Your suggestion (walking) means they still fulfil the primary duty rather than delegating it completely. You’re not refusing all help (you didn’t refuse about other things) just refusing a routine commitment that doesn’t fit your schedule.
Potential negative impacts & what they feel
From Rose’s perspective: She’s stressed. Their home is uninhabitable currently (issues with toilet, shower, heating) and they’ve moved in. She might feel overwhelmed. She only works one shift a week, so morning school drop‑off falls onto her or neighbour ideally. She lost neighbour help. Her husband starts at 7am, uses car share. So she might genuinely feel stuck and need help. Her ask, “just help me” reflects stress, not malice.
But help still needs to consider the helper’s limitations. You are also under stress working healthcare shifts and living at home. She might not view it as your priority, but rather a favour she needs. And you think she can walk the daughter. That discrepancy is the heart of the conflict.
Social expectation & emotional labour
There’s also the element of emotional labour: you’re expected to accommodate the family’s needs out of goodwill and shared living.
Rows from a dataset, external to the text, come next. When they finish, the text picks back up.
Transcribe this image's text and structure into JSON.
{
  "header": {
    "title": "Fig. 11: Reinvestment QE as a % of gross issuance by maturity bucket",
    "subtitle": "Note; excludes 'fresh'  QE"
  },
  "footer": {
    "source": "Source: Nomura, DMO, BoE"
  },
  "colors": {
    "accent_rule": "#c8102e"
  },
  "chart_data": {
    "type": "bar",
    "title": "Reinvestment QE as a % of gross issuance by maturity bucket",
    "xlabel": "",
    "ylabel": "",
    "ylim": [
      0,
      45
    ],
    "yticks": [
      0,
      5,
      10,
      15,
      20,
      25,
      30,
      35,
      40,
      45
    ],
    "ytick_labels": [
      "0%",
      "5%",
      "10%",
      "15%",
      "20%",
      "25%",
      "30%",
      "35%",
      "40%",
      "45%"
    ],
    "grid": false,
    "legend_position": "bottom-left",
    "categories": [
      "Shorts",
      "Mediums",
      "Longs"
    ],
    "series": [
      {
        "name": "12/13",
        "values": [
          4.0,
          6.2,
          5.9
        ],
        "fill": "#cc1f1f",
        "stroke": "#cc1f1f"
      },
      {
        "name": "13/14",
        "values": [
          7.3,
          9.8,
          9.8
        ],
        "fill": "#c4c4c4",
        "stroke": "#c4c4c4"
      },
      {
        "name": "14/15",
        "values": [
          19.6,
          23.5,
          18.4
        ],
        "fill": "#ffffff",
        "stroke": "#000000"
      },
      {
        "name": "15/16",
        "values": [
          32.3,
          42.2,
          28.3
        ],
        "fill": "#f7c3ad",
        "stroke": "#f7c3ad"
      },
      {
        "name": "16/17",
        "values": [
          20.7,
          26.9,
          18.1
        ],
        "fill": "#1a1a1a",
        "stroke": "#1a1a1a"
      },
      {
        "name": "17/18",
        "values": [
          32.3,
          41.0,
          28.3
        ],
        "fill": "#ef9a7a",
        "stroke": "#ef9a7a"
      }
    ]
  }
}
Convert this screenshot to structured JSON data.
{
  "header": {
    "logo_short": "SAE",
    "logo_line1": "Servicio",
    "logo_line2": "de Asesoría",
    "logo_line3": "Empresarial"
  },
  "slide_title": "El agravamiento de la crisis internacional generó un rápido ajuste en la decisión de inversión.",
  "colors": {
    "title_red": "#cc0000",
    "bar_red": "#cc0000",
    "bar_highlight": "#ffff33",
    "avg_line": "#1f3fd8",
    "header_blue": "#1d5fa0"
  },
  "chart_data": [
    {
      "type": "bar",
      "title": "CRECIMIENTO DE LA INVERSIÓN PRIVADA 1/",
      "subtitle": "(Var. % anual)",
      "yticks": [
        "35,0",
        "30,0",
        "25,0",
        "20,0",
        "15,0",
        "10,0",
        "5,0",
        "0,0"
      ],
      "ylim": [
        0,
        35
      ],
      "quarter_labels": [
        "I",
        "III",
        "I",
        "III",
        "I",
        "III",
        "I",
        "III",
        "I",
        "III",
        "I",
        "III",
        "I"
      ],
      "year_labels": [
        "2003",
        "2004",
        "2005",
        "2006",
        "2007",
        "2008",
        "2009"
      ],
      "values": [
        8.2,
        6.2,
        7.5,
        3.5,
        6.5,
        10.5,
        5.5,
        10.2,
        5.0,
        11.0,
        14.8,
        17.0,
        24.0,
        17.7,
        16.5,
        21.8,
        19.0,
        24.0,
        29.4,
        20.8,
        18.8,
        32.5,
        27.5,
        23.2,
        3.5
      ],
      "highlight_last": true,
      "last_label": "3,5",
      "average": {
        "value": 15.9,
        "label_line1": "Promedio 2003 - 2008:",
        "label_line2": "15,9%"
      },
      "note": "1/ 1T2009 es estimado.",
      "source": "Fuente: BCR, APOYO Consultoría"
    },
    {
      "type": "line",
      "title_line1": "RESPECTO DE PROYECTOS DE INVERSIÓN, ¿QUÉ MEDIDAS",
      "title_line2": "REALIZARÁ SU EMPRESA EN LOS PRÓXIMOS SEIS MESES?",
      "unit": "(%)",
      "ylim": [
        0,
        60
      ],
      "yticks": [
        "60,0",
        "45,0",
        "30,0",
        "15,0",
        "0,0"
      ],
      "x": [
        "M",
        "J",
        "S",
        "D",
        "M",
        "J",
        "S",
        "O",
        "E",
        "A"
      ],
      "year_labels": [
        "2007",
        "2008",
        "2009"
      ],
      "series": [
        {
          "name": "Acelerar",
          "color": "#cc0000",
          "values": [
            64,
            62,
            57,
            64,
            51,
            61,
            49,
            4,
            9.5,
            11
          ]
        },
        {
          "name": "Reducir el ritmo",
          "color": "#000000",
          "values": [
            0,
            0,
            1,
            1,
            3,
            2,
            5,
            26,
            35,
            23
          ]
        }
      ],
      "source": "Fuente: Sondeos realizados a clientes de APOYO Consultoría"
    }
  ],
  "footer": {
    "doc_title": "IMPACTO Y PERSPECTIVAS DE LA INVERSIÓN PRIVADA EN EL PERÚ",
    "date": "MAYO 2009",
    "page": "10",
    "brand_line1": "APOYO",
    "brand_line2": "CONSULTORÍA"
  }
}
Family scenarios often blur lines between “helping” and “taking on duty.” The fact you were asked without discussion of how it affects you means you weren’t looped into the decision‐making. That’s tricky.
Also, you’re paying half market rent, doing housework—so you’re already contributing. It’s reasonable that you draw a line at a large daily commitment—especially one outside your job/contract.
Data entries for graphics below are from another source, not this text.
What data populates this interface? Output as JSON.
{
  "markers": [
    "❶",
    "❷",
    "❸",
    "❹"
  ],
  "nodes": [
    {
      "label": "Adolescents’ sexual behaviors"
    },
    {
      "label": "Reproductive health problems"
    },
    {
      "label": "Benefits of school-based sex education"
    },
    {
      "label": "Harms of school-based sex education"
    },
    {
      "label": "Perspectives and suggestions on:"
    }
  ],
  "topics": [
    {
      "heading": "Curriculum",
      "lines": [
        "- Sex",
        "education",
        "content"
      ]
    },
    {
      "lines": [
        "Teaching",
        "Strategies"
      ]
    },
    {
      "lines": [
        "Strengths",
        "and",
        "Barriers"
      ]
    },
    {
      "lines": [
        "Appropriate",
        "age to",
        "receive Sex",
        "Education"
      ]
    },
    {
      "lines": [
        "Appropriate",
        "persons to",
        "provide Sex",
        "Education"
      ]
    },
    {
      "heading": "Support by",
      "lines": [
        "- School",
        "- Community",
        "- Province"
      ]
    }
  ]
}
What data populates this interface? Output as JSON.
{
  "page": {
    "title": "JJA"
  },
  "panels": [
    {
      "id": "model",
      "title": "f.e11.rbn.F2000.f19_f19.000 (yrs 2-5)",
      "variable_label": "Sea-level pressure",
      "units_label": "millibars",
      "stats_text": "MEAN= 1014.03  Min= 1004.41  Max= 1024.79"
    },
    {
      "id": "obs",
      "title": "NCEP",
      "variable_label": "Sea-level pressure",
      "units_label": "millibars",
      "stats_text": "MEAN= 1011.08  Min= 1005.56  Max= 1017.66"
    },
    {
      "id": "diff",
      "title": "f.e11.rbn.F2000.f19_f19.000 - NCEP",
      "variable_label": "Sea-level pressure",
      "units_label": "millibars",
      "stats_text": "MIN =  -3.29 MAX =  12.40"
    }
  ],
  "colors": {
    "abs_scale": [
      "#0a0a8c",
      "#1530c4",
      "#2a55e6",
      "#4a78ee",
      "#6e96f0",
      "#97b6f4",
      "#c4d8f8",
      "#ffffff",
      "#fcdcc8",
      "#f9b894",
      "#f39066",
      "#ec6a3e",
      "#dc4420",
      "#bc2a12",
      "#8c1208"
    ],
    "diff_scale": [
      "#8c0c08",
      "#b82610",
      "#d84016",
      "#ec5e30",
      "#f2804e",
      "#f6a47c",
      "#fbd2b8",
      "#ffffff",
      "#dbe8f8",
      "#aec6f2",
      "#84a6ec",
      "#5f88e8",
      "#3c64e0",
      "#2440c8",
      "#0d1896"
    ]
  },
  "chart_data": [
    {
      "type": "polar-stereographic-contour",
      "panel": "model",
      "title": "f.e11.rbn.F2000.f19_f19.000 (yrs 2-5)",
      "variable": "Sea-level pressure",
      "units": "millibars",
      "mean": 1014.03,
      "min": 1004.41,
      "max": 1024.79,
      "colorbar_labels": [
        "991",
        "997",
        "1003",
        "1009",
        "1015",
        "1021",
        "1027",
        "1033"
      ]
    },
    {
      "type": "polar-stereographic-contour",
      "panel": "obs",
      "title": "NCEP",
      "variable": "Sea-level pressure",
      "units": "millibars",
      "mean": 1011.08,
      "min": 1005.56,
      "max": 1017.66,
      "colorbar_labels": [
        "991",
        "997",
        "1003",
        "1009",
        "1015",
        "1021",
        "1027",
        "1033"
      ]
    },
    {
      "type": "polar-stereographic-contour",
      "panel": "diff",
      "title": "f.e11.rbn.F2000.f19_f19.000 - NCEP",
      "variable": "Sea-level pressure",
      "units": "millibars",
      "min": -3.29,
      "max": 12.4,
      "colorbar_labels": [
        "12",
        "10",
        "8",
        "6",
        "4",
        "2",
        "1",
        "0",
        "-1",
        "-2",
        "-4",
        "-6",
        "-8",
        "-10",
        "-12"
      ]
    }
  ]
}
Compromise possible & future steps
You could offer some help: perhaps on days you’re not working early or night shifts, you might assist. But free commitment every day is too much. You could say: “I can drop her X days a week when I’m free, but on other days you’ll walk or arrange something else.” That shows willingness but keeps boundaries. Rose might be more receptive.
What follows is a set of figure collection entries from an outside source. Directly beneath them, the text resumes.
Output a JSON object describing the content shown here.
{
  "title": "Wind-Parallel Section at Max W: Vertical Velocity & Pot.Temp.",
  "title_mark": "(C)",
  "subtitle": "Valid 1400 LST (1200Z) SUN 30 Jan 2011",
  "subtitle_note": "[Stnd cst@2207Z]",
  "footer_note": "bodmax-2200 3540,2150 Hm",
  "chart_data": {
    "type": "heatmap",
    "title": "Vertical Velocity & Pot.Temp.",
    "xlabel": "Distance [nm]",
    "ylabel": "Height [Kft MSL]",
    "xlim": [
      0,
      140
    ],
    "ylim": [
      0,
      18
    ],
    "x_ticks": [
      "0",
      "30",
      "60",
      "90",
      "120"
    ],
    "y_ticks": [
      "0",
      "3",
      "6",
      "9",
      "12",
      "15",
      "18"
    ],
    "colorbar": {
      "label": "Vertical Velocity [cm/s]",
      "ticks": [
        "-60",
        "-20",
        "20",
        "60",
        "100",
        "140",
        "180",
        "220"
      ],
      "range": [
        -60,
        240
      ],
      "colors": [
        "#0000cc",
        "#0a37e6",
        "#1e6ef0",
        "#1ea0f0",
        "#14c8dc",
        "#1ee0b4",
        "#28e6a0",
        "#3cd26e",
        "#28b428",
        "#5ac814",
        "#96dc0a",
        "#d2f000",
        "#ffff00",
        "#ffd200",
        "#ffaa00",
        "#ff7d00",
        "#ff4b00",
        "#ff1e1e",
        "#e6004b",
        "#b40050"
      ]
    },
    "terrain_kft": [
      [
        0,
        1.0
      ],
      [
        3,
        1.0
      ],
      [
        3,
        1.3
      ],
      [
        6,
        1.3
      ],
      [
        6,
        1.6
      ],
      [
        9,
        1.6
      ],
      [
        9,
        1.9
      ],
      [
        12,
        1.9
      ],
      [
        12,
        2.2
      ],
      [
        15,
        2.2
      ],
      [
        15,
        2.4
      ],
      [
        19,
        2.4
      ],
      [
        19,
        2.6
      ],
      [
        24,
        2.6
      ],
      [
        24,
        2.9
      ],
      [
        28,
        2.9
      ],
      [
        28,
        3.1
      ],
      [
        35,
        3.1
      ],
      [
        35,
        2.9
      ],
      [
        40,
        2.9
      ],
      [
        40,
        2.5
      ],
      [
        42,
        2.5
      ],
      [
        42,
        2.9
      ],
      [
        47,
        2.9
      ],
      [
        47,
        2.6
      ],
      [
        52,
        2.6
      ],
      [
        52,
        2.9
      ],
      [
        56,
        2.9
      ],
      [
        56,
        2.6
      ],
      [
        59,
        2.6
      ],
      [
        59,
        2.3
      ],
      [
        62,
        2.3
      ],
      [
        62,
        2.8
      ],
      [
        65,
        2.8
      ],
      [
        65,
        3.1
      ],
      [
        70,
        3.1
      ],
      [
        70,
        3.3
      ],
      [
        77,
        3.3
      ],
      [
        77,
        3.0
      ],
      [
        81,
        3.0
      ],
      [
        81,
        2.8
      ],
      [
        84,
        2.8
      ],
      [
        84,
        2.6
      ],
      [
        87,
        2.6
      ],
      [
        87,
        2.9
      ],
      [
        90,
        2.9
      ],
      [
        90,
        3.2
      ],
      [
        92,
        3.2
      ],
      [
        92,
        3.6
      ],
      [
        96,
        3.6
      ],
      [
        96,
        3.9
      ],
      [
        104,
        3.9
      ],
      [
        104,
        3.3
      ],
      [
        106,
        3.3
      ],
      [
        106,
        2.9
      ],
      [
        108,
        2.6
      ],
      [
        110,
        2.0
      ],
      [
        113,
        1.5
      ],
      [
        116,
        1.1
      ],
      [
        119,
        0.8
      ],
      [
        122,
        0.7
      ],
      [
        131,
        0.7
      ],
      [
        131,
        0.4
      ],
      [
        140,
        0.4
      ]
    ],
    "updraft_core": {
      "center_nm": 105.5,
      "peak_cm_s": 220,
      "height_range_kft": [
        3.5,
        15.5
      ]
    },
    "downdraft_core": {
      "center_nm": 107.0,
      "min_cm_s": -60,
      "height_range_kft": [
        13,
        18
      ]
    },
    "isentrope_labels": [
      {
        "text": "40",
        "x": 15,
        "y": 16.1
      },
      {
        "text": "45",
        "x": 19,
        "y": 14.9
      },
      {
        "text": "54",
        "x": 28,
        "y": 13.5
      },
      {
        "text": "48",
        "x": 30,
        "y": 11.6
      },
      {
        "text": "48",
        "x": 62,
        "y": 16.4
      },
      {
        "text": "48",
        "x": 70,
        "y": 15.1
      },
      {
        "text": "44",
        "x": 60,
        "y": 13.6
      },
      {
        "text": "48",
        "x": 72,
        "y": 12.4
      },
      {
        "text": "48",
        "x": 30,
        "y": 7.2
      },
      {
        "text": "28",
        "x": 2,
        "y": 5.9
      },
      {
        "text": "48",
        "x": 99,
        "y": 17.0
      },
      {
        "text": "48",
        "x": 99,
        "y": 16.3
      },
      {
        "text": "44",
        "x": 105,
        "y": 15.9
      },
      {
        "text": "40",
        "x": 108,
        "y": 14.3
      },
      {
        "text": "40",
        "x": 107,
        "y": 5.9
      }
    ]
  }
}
Also propose alternate solutions: maybe neighbour one day a week, car‐pooling with another parent, or splitting walk vs. drive. That alleviates the burden and shares responsibility.

Final assessment
Given all this, you’re not the A‑hole. You set a reasonable boundary, explained your reasons, suggested a viable alternative, and you’re not refusing all help. The expectation placed on you by your brother/SIL seems disproportionate given your situation. They might feel urgency, but that doesn’t make your refusal wrong.
They might view you as “selfish” because their perspective is “we need help” but from your vantage point you’re juggling job, living at home, chores. Your decision is fair.
People who read this particular story said the aunt cannot be blamed for refusing to help with her niece









So to answer your question: No, you’re not the asshole. You’re justified in saying you can’t commit to every morning drop‑off given your irregular shifts. You suggested a walk that is practical. The parents have primary responsibility. The family will need to figure out their logistics given the move and schedule clash.
Still, you might soften the tension by: offering help when you can, communicating clearly your limitations, and suggesting alternate solutions. That might preserve the relationship and ease their stress without you sacrificing your own workload or boundaries.